In what follows, we present Intellectual Output 3 (O3) of the INORP project, INORP methodological framework for reflexive professionals in participative health and social care: Developing competences in practice development, research, and education. Output 3 is vitally informed by the lessons learned in Output 1 and Output 2

Output 3 was developed after the five day Intensive Program taking place in the beginning of May in Ghent. During this Intensive Program, the INORP team critically explored 5 key themes, which emerged incrementally as the lessons learned during the first Intensive Program in Dublin. Partners of the countries prepared and compared small case studies of reflexive professional endeavors in response to the ambition to work in participative ways in social work practice development, research, and education. The five themes identified throughout the Intensive Program in Dublin and further explored during the Intensive Program in Ghent, concern:

  1. the importance of reflexive professionalization to promote critical and productive ways of dealing with the ambiguities, tensions and challenges inherent to participative health and social care;
  2. the importance of a historical awareness of how the professional identity and mandate of social workers has been and is currently defined;
  3. the need to reflexively articulate professionals’ normative value orientations that underpin (participatory) practice;
  4. the need to reflect on how professionals construct problems, interpret service users’ voices and lived experiences, and act upon their problem constructions;
  5. the necessity of creating space for ambiguity, risks and mistakes.

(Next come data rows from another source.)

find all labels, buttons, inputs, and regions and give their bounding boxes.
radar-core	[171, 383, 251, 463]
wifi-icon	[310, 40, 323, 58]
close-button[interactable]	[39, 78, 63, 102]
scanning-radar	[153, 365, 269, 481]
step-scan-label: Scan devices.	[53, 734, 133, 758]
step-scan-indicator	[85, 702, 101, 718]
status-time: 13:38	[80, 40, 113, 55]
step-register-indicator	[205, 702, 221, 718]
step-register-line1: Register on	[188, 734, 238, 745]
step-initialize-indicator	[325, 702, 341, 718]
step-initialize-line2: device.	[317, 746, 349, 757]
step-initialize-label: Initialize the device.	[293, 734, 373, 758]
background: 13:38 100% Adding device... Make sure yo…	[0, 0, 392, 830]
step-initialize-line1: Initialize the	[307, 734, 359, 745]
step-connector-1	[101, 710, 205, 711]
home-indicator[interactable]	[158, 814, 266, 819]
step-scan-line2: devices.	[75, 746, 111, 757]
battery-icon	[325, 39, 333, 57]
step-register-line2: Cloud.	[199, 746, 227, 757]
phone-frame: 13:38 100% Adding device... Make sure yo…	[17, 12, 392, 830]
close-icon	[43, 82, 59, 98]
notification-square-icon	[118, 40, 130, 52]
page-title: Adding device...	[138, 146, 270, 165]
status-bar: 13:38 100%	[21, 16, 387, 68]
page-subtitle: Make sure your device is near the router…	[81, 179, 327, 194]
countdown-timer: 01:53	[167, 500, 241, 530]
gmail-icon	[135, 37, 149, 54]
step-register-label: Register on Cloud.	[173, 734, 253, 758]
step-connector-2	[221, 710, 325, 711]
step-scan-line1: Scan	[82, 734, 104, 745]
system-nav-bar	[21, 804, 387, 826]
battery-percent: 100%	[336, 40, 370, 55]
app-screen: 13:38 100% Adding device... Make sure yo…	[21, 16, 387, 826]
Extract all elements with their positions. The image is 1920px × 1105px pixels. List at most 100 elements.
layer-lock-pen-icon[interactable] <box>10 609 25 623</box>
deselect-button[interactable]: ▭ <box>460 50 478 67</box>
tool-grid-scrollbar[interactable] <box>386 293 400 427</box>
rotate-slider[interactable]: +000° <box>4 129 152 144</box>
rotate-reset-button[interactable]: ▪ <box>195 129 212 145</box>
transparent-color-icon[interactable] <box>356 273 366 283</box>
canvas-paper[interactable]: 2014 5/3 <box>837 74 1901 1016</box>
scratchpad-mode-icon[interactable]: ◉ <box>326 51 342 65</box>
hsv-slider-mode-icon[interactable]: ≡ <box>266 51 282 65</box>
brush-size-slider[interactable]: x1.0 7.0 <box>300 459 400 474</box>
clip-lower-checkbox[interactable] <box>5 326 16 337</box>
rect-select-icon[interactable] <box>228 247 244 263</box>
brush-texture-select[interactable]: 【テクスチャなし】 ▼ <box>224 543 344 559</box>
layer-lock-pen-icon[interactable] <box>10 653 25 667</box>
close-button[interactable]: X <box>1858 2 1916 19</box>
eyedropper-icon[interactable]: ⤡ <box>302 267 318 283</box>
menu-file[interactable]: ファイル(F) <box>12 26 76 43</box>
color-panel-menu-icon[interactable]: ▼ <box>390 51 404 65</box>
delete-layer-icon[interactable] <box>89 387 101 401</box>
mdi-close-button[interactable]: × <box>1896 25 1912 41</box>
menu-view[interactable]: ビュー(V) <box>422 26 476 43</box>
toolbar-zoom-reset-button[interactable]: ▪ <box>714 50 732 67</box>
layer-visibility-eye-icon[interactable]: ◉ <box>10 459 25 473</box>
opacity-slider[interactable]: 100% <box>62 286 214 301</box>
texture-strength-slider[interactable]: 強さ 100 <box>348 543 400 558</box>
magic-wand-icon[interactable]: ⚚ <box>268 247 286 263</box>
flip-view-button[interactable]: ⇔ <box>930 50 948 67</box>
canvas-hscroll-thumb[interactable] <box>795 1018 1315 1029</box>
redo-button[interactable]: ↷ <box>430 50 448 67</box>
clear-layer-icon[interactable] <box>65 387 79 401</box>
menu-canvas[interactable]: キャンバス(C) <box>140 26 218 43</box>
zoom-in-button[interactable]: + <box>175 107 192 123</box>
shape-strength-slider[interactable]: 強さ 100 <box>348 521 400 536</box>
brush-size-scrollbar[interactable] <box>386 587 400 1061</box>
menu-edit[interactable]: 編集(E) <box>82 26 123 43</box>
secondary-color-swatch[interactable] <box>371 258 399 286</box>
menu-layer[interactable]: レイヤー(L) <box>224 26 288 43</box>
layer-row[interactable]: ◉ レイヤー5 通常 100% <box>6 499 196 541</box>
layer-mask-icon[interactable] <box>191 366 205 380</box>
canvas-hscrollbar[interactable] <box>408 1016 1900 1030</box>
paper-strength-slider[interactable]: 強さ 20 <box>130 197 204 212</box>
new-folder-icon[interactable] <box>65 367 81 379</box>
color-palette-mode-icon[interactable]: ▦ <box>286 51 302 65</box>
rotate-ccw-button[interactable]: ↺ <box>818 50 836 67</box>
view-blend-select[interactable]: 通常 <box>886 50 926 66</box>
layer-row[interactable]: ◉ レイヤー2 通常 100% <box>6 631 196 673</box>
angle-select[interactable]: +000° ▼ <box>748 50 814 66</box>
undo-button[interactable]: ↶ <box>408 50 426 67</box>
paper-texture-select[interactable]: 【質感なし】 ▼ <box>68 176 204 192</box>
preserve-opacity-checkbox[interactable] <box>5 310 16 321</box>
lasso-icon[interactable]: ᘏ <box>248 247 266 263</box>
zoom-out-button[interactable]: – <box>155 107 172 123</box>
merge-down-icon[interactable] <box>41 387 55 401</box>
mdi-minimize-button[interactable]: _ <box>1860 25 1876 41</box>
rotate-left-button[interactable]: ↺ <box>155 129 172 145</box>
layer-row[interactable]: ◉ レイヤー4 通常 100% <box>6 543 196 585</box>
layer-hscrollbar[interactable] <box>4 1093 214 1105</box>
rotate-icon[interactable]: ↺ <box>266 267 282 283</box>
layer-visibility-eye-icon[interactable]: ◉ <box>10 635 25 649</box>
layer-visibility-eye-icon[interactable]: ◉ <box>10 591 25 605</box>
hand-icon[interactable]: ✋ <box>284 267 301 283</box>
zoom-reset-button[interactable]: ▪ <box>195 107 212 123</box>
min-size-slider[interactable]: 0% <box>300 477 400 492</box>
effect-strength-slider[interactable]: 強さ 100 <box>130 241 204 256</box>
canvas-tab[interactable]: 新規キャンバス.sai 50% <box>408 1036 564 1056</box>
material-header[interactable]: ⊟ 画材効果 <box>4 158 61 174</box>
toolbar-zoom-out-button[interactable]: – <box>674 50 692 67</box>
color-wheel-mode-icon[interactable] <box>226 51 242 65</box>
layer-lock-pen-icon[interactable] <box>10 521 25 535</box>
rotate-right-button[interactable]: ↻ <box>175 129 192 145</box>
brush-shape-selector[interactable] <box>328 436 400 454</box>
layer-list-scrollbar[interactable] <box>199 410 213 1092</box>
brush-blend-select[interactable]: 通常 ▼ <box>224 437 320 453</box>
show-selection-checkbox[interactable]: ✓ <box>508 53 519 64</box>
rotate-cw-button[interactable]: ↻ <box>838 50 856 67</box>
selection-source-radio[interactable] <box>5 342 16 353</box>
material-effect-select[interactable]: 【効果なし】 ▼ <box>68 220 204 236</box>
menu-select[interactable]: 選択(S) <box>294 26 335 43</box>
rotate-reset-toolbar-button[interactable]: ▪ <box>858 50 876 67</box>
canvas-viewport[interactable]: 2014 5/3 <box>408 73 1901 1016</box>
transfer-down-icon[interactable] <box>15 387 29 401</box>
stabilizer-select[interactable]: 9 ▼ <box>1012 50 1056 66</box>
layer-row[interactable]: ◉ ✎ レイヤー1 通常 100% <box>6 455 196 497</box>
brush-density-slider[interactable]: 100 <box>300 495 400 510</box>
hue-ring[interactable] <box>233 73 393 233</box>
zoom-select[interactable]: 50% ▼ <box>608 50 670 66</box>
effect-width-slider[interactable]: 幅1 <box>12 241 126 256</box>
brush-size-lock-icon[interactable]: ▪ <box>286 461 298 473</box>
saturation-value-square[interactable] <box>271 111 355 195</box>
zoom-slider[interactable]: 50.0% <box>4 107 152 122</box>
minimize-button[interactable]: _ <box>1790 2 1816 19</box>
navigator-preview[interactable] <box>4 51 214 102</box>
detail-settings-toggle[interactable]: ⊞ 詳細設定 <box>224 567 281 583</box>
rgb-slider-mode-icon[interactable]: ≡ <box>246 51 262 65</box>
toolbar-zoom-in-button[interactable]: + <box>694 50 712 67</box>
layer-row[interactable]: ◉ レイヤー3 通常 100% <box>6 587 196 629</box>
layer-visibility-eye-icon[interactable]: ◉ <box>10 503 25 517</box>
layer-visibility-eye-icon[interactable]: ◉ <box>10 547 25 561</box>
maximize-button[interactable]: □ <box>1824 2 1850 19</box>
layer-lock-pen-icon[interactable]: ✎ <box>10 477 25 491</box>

During the five-day intensive program organized at Ghent University, the themes functioned as the central topics of the meeting. The case examples that were presented and discussed by researchers, students and local organizations focused on experiences that related to one or more of the 5 themes, to deepen our conceptual and empirical understanding of them, and to develop the methodological framework.

In Output 3, reflexivity and participatory practices are considered as complementary concepts for social work. Output 3 first revives the challenging nature of participation. Second, it explains the 5 central themes, presents vital case examples, and formulates critical questions that enable professionals’ reflexivity.